Base Roll - An installation scalability fix. When multiple compute nodes are simultaneously reinstalled, there is a chance that some of the compute nodes will not complete their install. If you plug a monitor into a compute node in this state (or if you connect to the compute node's virtual console with rocks-console), you'll see a message indicating that the compute node can not download a specific package.
The fix is to aggressively retry when there is a package download failure.
SGE Roll - A fix for the 'Job Queue' web page. The output of 'qstat -f' changed between SGE 6.0 and 6.1u4 that caused no queued jobs to be reported on the 'Job Queue' ganglia web page.

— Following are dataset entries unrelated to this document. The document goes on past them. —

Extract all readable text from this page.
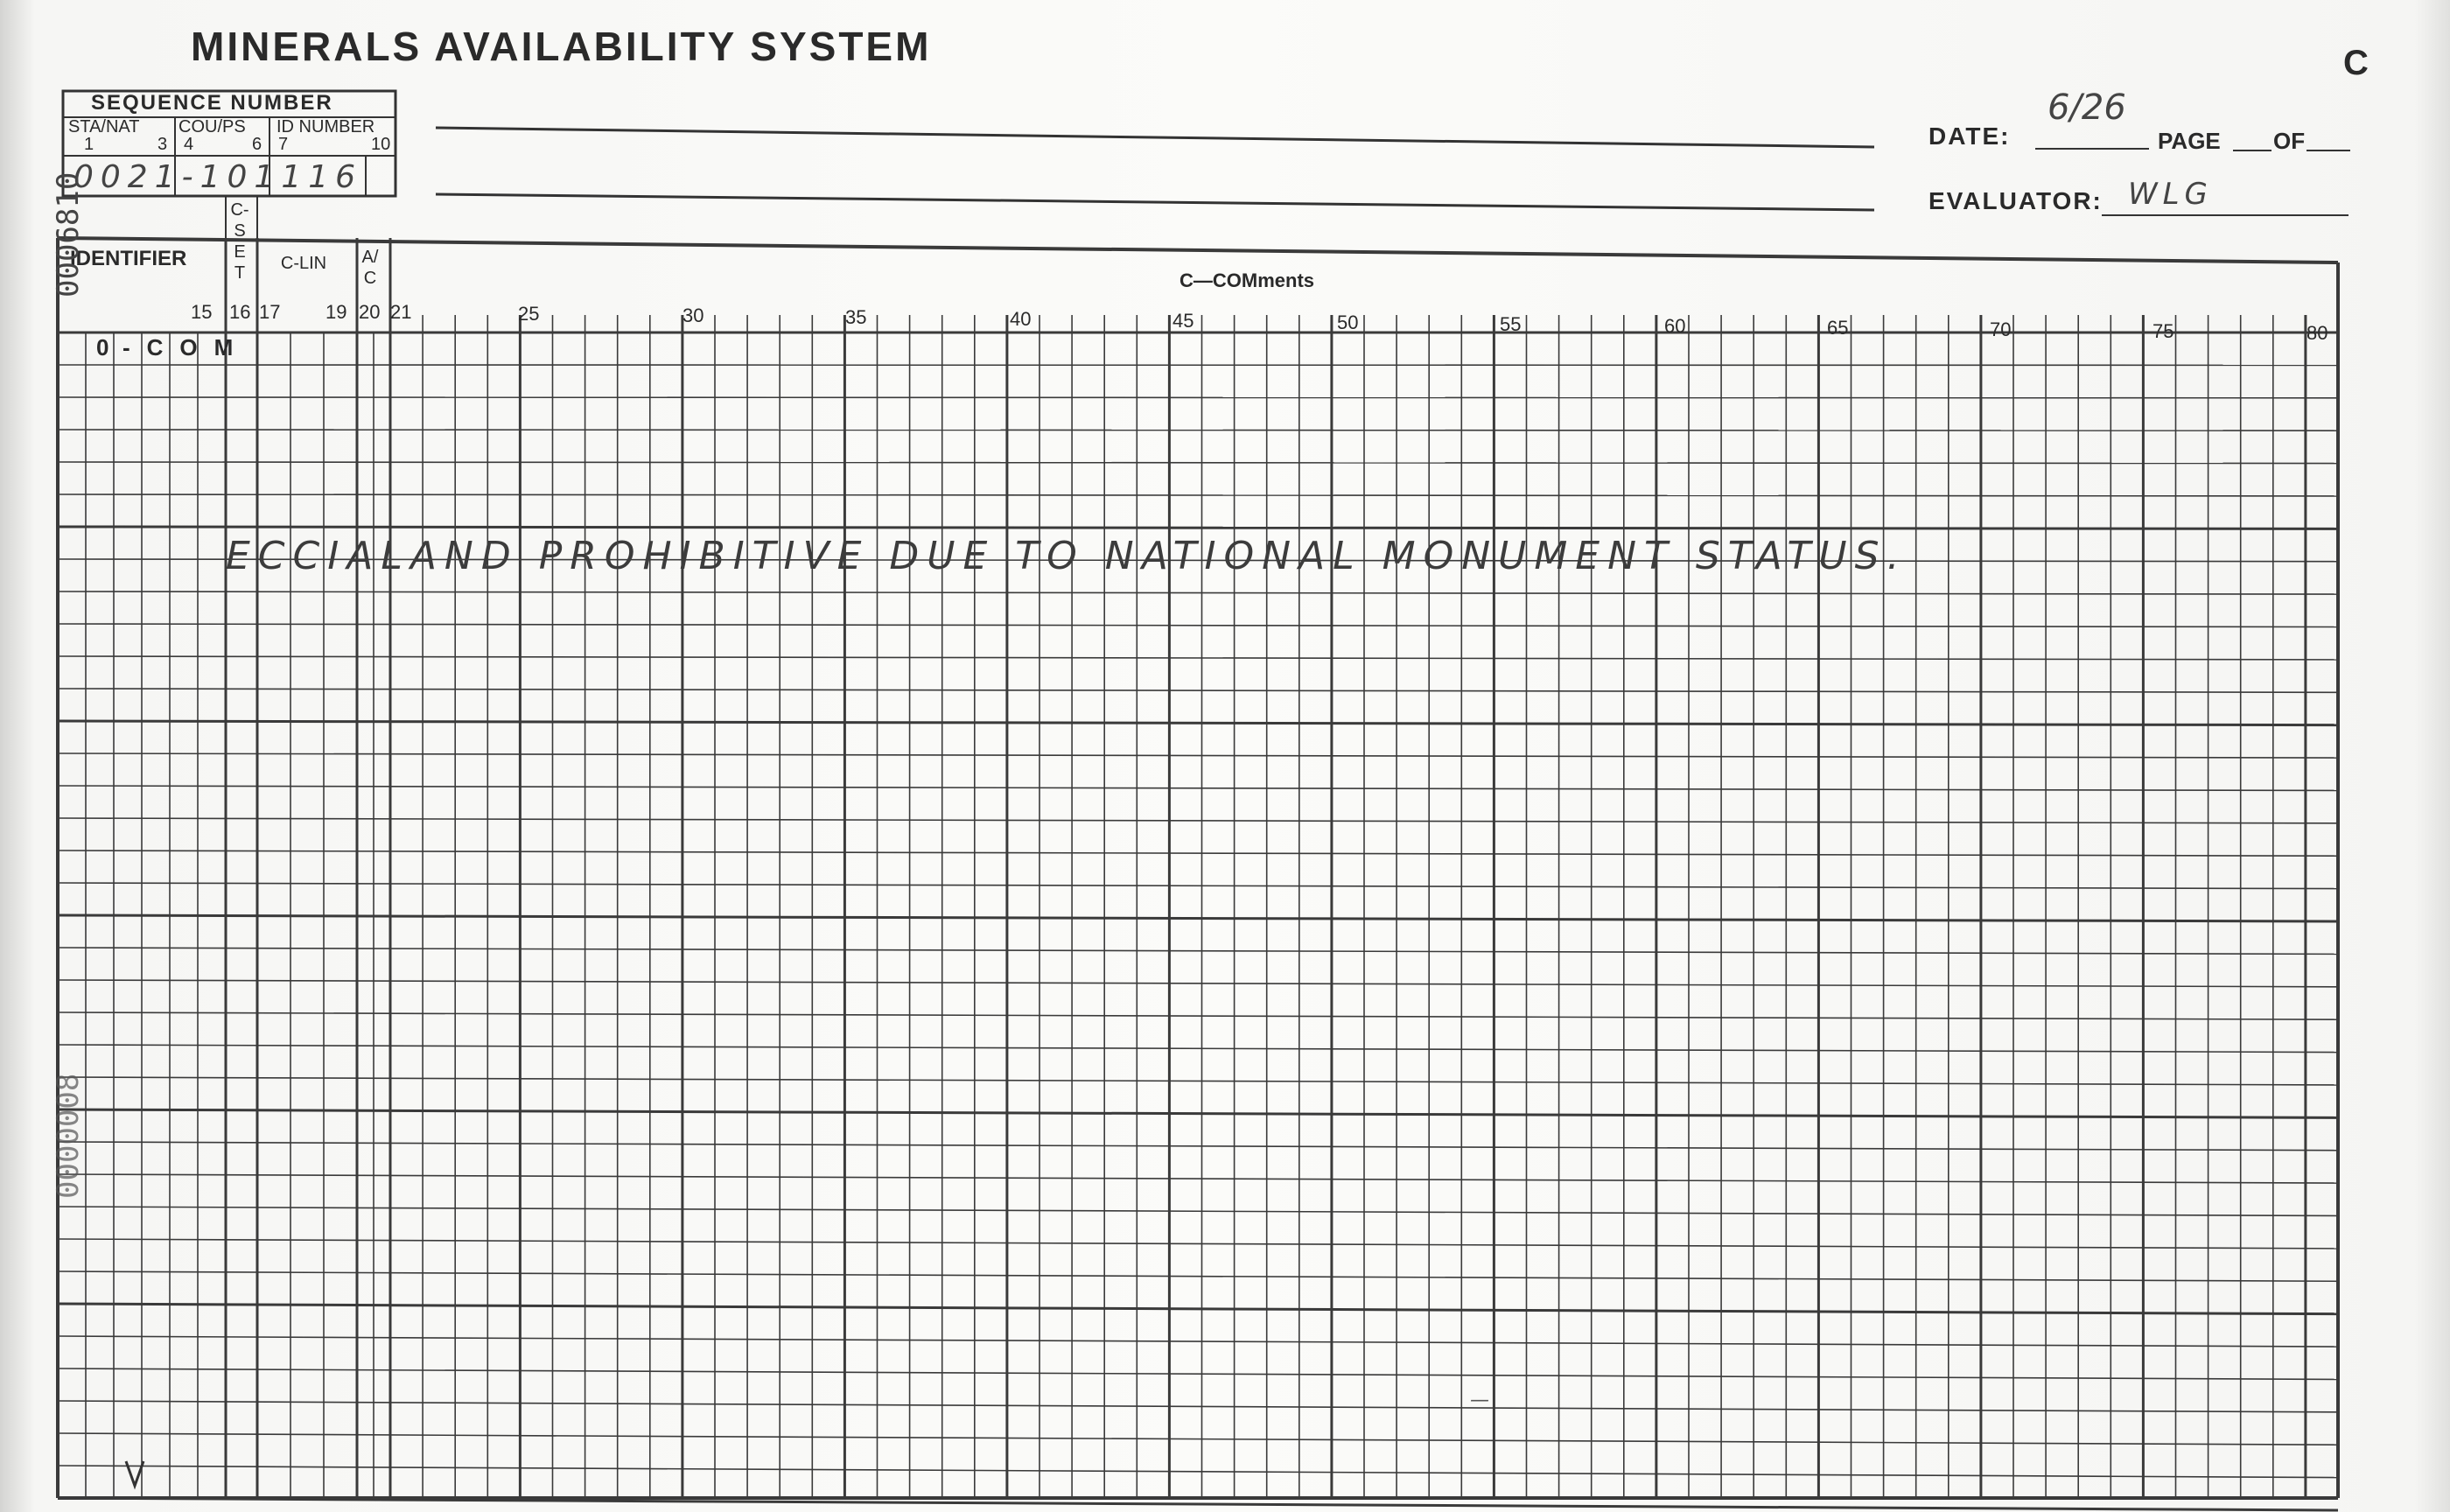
MINERALS AVAILABILITY SYSTEM	C
SEQUENCE NUMBER
STA/NAT COU/PS ID NUMBER
1	3 4	6 7	10
0021-101116
DATE:
6/26
PAGE OF
EVALUATOR: WLG
IDENTIFIER
C-SET	C-LIN	A/C	C—COMments
15 16 17 19 20 21	25	30	35	40	45	50	55	60	65	70	75	80
0 -COM
ECCIALAND PROHIBITIVE DUE TO NATIONAL MONUMENT STATUS.
0006810
0000008
—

The fix is to change the way the ganglia metric gets job queue info from SGE (the old method was 'qstat -f -xml' and the new method is 'qstat -f -u \* -xml'.
Base Roll - A 411 scalability fix. In larger clusters, 'rocks sync users' was not pushing all the user-related files (e.g., /etc/passwd, /etc/shadow, etc.) out to all the nodes. This was due to the fact that the 411 listener on each compute node, was rebroadcasting the 411 alert that it received from the frontend. On a vanilla Rocks cluster, there are 9 files that are pushed from the frontend to the cluster nodes when one executes 'rocks sync users'. On a 100-node cluster without this fix that means that each compute node would receive 900 411 alert messages!
This fix removes the rebroadcasting of the 411 alert messages, so now each compute node only receives 9 alerts, regardless of the cluster size.